What is a Lithium-Ion battery?
A Li-ion battery is also a rechargeable battery. It has a cathode made of lithium metal oxide and an anode usually made of graphite. Compared to NiMH batteries, Li-ion batteries have a higher energy density. In addition, Li-ion batteries have a very long lifespan of between 300 and 500 charge cycles. Lithium-ion batteries are used in a wide range of products, including cars, laptops, cell phones, and so on.
What is a NiMH battery
Similar to the chemical process of NiCd batteries, the positive electrode utilizes nickel hydroxide. Instead of cadmium, the negative electrode is made from a hydrogen-absorbing alloy. Compared to NiCd batteries, NiMH batteries can have two to three times greater capacity and higher energy density.
NiMH battery advantages and disadvantages
- High Energy Density
NiMH batteries have a high energy density. Their average capacity is 2200mAh. It is more than the 1500mAh found in Li-ion batteries. When you get into NiMH vs. lithium batteries, this is the first difference you need to know.
- Good compatibility
You can power ten devices using a NiMH battery with one pack. NiMH batteries are standard-sized, so they can be used with any device using size AAA or AA. The sizes of NiMH are different from Li-ions. They depend on the model or manufacturer of the device.
- Good security
They are safer than lithium-ion batteries because they contain less active material. Li-ion batteries can explode if they are overcharged or short-circuited. This is the difference in safety between NiMH batteries and lithium-ion batteries.
- Fully Dischargeable
They can still be charged when the NiMH batteries reach 0 charges. However, they must not experience reverse polarity; otherwise, they may be damaged.
- High Self Discharge Rate
NiMH batteries pay a significant portion of their monthly charge. This number is approximately 5% the first week following the charge and around 50% the first month. There are several low self-discharge rate types. These are less reliable than standard NiMH but have higher capacities.
- Not reliable for low-load devices
It is not recommended to use NiMH batteries in devices like clocks. They will lose charge quicker due to self-discharge than they do from the load. Instead, use alkaline, lithium, or Li-ion batteries.
- Low Voltage Output
Each AA Cell can only provide 1.2v, while Li-ion cells can deliver 3.7v.
- Long Charging time
A standard charge time for NiMH batteries is between 10-12 hours. These cells may be damaged if they are charged too fast. The charging time for Li-ion batteries is approximately 1-3 hours, depending on their capacity.
- Sensitive To Extreme Temperatures
The output of the NiMH batteries will drop at extreme temperatures. These temperatures can be tolerated by Li-ion batteries to a certain extent.

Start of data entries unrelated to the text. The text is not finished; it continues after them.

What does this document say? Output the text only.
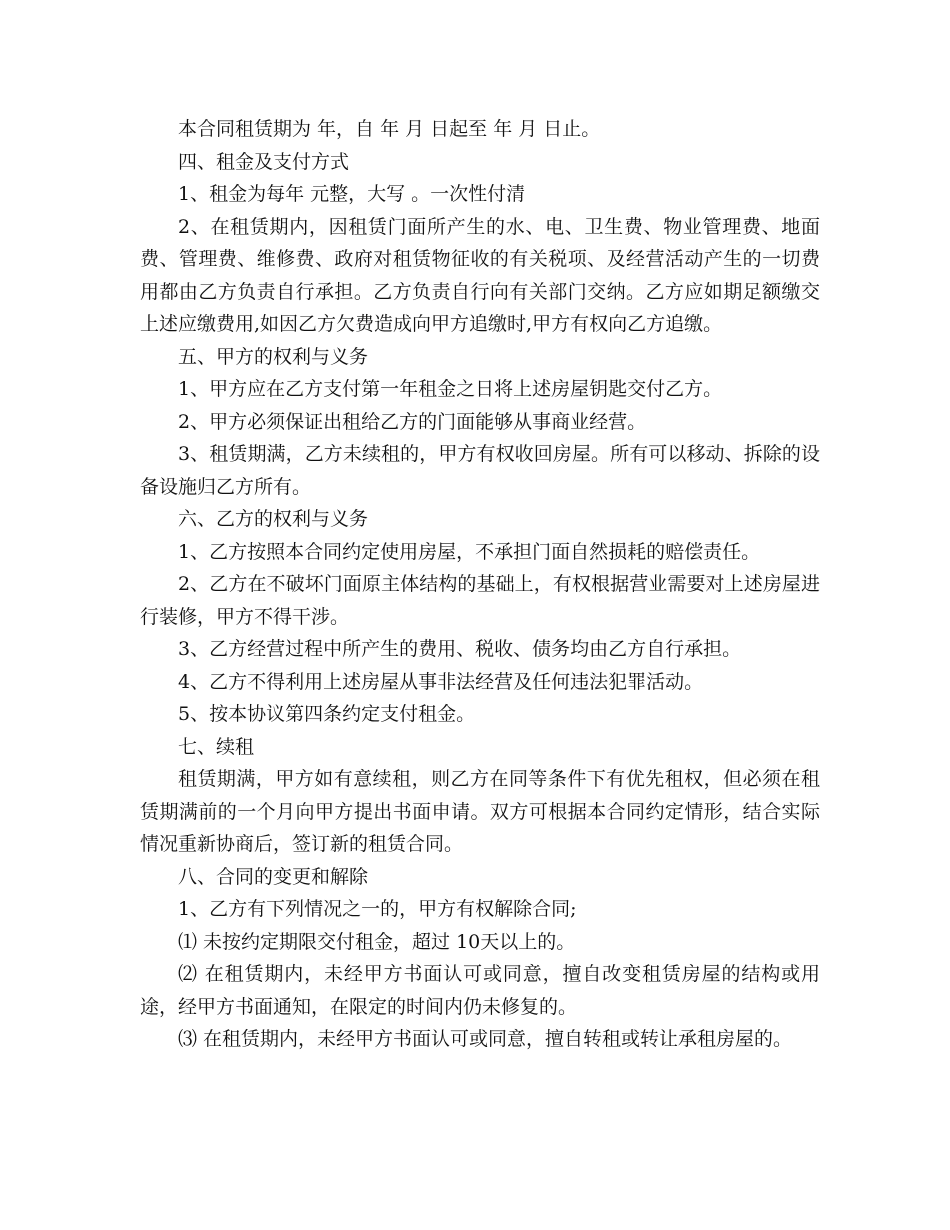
本合同租赁期为 年，自 年 月 日起至 年 月 日止。

四、租金及支付方式

1、租金为每年 元整，大写 。一次性付清

2、在租赁期内，因租赁门面所产生的水、电、卫生费、物业管理费、地面费、管理费、维修费、政府对租赁物征收的有关税项、及经营活动产生的一切费用都由乙方负责自行承担。乙方负责自行向有关部门交纳。乙方应如期足额缴交上述应缴费用,如因乙方欠费造成向甲方追缴时,甲方有权向乙方追缴。

五、甲方的权利与义务

1、甲方应在乙方支付第一年租金之日将上述房屋钥匙交付乙方。

2、甲方必须保证出租给乙方的门面能够从事商业经营。

3、租赁期满，乙方未续租的，甲方有权收回房屋。所有可以移动、拆除的设备设施归乙方所有。

六、乙方的权利与义务

1、乙方按照本合同约定使用房屋，不承担门面自然损耗的赔偿责任。

2、乙方在不破坏门面原主体结构的基础上，有权根据营业需要对上述房屋进行装修，甲方不得干涉。

3、乙方经营过程中所产生的费用、税收、债务均由乙方自行承担。

4、乙方不得利用上述房屋从事非法经营及任何违法犯罪活动。

5、按本协议第四条约定支付租金。

七、续租

租赁期满，甲方如有意续租，则乙方在同等条件下有优先租权，但必须在租赁期满前的一个月向甲方提出书面申请。双方可根据本合同约定情形，结合实际情况重新协商后，签订新的租赁合同。

八、合同的变更和解除

1、乙方有下列情况之一的，甲方有权解除合同;

⑴ 未按约定期限交付租金，超过 10天以上的。

⑵ 在租赁期内，未经甲方书面认可或同意，擅自改变租赁房屋的结构或用途，经甲方书面通知，在限定的时间内仍未修复的。

⑶ 在租赁期内，未经甲方书面认可或同意，擅自转租或转让承租房屋的。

Li-ion battery advantages and disadvantages
These batteries have a much lower self-discharge than NiMH batteries. They can also be used in low-current devices such as watches or clocks.
These batteries are lighter and smaller than NiMH. This is the difference in shape between lithium-ion vs. NiMH batteries.
- Higher Voltage Output
One cell can produce 3.7V, while two NiMH cells can only deliver 2.4V.
- Faster Charge
Li-ion batteries can be charged in 1-3 hours, depending on the capacity. This is faster than the 10–12 hours required for NiMH batteries. Regarding charging time, there is a vast difference between li-ion and NiMH batteries.
- Temperature Tolerant
These cells can withstand lower temperatures and higher environments than NiMH cells.
- Higher Energy Density
Li-ion battery has a higher charge per gram than a NiMH battery.
- Lower Capacity
These cells have an average capacity of 1500mAh, compared to the average 2200 mAh of NiMH cells.
Different battery pack manufacturers make different sizes for Li-ion battery packs, so they are only compatible with a certain set of devices. NiMHs come in standard sizes.
- Less safe
Ions can be very active. They are very reactive and can generate lots of heat. These cells have circuits. They can be used to monitor temperature and voltage. The circuits stop the cells from exploding.
- Not Fully Chargeable
A Li-ion battery that is fully discharged will cause it to be damaged. You can shock-charge it, but it will lose its efficiency. This type of battery should be charged at least 50%.